Elisabethszell is a parish village (Pfarrdorf) in the municipality of Haibach in the Lower Bavarian county of Straubing-Bogen in Germany.

== History ==
In 1346 in the place then known as Atzenzell, which belonged to the parish (Pfarrei) of Haselbach, a priory of Benedictine abbey of Oberalteich was established. It existed, with interruptions, until church land in Bavaria was seized in 1803.

In 1498 the Benedictines were driven out by the Paulsdorfs at Falkenfels Castle. It was the Countess of Schwarzenberg, who had inherited Elisabethszell from her forebears, who allowed Oberalteich Abbey to buy back the priory estates for a moderate sum in 1621, whereupon the clergy returned to Elisabethszell.

Secularisation in Bavaria in 1803 marked the end of the priory at Elisabethszell. In 1805, Elisabethszell, hitherto part of the parish of Haselbach, became an independent parish. The priory was given by the state to the municipality of Elisabethszell for the establishment of a school. On 11 July 1877 the newly built parish church was consecrated by Bishop Ignatius von Senestrey.

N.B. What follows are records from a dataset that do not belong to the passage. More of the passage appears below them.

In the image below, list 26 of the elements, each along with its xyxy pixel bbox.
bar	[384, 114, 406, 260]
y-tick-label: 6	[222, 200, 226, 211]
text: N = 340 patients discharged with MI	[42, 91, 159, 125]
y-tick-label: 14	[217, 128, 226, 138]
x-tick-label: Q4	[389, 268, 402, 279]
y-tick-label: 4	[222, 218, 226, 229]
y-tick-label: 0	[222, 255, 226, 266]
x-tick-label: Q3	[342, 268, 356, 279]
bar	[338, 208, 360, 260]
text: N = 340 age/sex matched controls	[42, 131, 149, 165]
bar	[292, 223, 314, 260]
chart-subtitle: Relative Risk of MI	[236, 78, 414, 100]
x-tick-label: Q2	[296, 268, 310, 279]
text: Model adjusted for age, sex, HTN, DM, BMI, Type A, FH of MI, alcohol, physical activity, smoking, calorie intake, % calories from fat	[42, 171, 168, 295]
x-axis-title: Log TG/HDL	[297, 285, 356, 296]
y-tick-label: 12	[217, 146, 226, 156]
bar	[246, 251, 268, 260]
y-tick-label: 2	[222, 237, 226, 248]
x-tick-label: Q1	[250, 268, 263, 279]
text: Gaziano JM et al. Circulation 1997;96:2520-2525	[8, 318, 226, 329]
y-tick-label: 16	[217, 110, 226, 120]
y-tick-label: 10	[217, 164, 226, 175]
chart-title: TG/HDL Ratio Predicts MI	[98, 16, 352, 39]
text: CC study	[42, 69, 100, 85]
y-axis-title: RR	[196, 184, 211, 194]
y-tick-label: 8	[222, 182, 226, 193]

The old cemetery was closed in 1967 and turned into a car park in the 1970s. A new cemetery was created above the Pfarrhof. With municipal reforms in Bavaria, the former municipality of Elisabethszell lost its independence and was incorporated on 1 January 1978 into Haibach.

=== Population growth ===

| Jahr | 1840 | 1867 | 1871 | 1885 | 1900 | 1925 | 1950 | 1961 | 1970 | 1987 |
|---|---|---|---|---|---|---|---|---|---|---|
| Population of the Pfarrdorf of Elisabethszell^{[citation needed]} |  |  | 220 | 242 | 255 | 230 | 289 | 227 | 264 | 292 |
| Population of the municipality of Elisabethszell | 745 | 776 | 776 | 825 | 821 | 840 | 906 | 774 | 745 |  |

== Sights ==
- Parish church of St. Elisabeth. It was built from 1834 to 1837 to replace a demolished predecessor church. The church furnishings were completed between 1870 and 1875.

== Societies ==
- Elisabethszell Volunteer Fire Service (Freiwillige Feuerwehr Elisabethszell), founded in 1878.